Volume 107, No. 1Mar 1, 2013 By Steven R. Peck
As of today, there are 60 candles on The Ranger's birthday cake.
Today is The Ranger's 60th birthday.
That simple statement is a convenient summation of a more complicated timeline.
March 1 is the date on which we recalculate our "volume" and "number." Attentive readers will note that today's front-page carries the term "Volume 107, No. 1," meaning it is the first edition of year 107.
But if it's already March, then why are we only now starting our new newspaper year? And if this is the 60th anniversary of The Ranger, then why is this the beginning of newspaper year 107?
We told you it was complicated.
First, we count March 1 as The Ranger's anniversary because that is when two weekly newspapers merged to form a new, twice-weekly paper called The Ranger.
One was the Riverton Review, owned and operated by E.T. "Beany" Childers, who had been in Riverton for about a dozen years.
The other was The Riverton Times, owned and operated by two young brothers, Bob and Roy Peck, both of whom had grown up in Riverton and had returned after service in World War II to buy a small decrepit weekly that they renamed the Times.
The Times and the Review competed side by side for four years, and it was Childers, who was more than 15 years older than the two Peck brothers, who suggested a change.
"I won't outlive you, and I can't outwork you," he said. "Let's amalgamate."
The two papers merged, 50-50. Each brought something to the table that the other needed. The Review had the history, having been founded shortly after the Riverton townsite was established in the summer of 1906. It had the newer, better equipment. It had the bigger premises at 421 E. Main St. It was established, familiar and respected.
But the Times had Bob and Roy.
They were trained, educated journalists. They seemed to know everyone in town, having been star athletes and academics at Riverton High School, Roy the valedictorian, Bob the salutatorian. Both were decorated combat veterans when the war was fresh in everyone's mind. Both had seemingly inexhaustible energy and enormous personal drive. Both wanted the best for Riverton, and both thought the newspaper was the vehicle to achieve it.
It was their father, Riverton businessman and educator LeRoy E. Peck, who suggested the name of the new paper. He thought "Ranger" had a western feel, a catchy sound, and carried the promise that the paper would "range" far and wide for news.
The final editions of both the Review and the Times were published Feb. 26, 1953. The first edition of the new Ranger was published one week later, on March 5. Since then, we've always used the first edition in March as the start of our newspaper year. That's why today is "No. 1" on the front page.

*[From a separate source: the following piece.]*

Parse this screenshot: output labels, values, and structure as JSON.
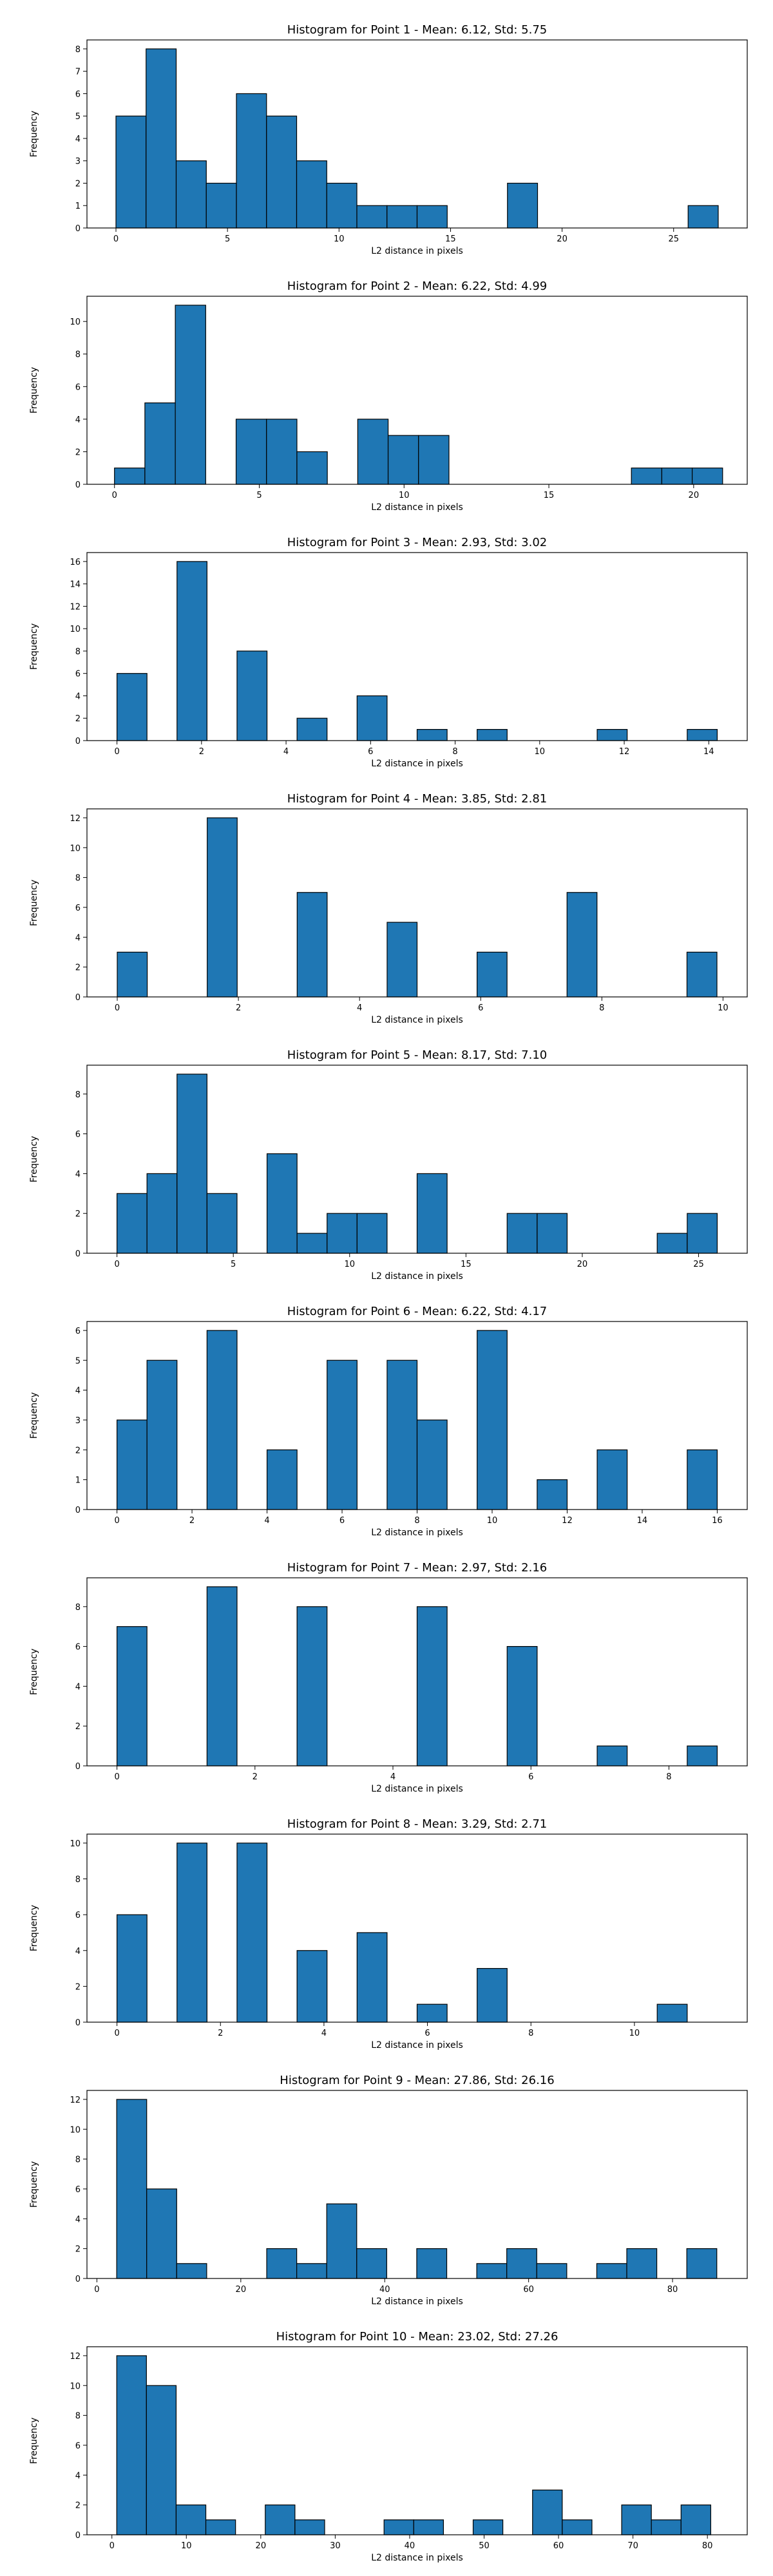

As for "volume," or year, the Riverton Review had been publishing since 1906, the year of Riverton's founding. So, the new paper, which was the uninterrupted continuation of the Review, continued to use the Review's "volume," or year. We are the direct, continuous descendant of the Review. As such, we can make a fair claim to being the oldest surviving business in Riverton.
The Peck brothers purchased Childers's remaining interest in the newspaper in 1960, the year The Ranger went from twice-weekly to five-day publication. We launched our Sunday edition in 1999 and published six days a week for a few years before returning to a five-day schedule in 2003. One of our business goals is restoring that Monday edition someday.
Roy Peck died 30 years ago last week, at age 60. Next Wednesday marks the sixth anniversary of Bob Peck's death at age 82. Both died in Cheyenne, each while serving as a state senator in the Wyoming Legislature.
A member of the Peck family still works as publisher of The Ranger. This year marks his 30th anniversary in Ranger management, although all seven of Bob and Roy's combined children spent time on The Ranger payroll beginning as children. Each of us delivered a route, pushed a broom, developed film, covered Little League, or typed up the weather forecast at one time or another, after school, on weekends, and over summers when we were teens, or younger.
Today, two other Pecks, Bob's son Chris, and Roy's son David, are in the midst of long and successful newspaper careers elsewhere.
As a business entity Riverton Ranger Inc. has had ownership interest in 12 other newspapers and a radio station through the years. Today's Ranger newspaper group also includes The Lander Journal, Dubois Frontier, Wind River News, Shoshoni Pioneer, Thermopolis Independent Record and The Advertiser.
That roster has changed from time to time since the 1960s, and it will again, no doubt. But in Fremont County, the flagship still sails. The Ranger begins its seventh decade, pleased and proud to be Fremont County's daily newspaper, and looking forward to what the next 60 years will bring.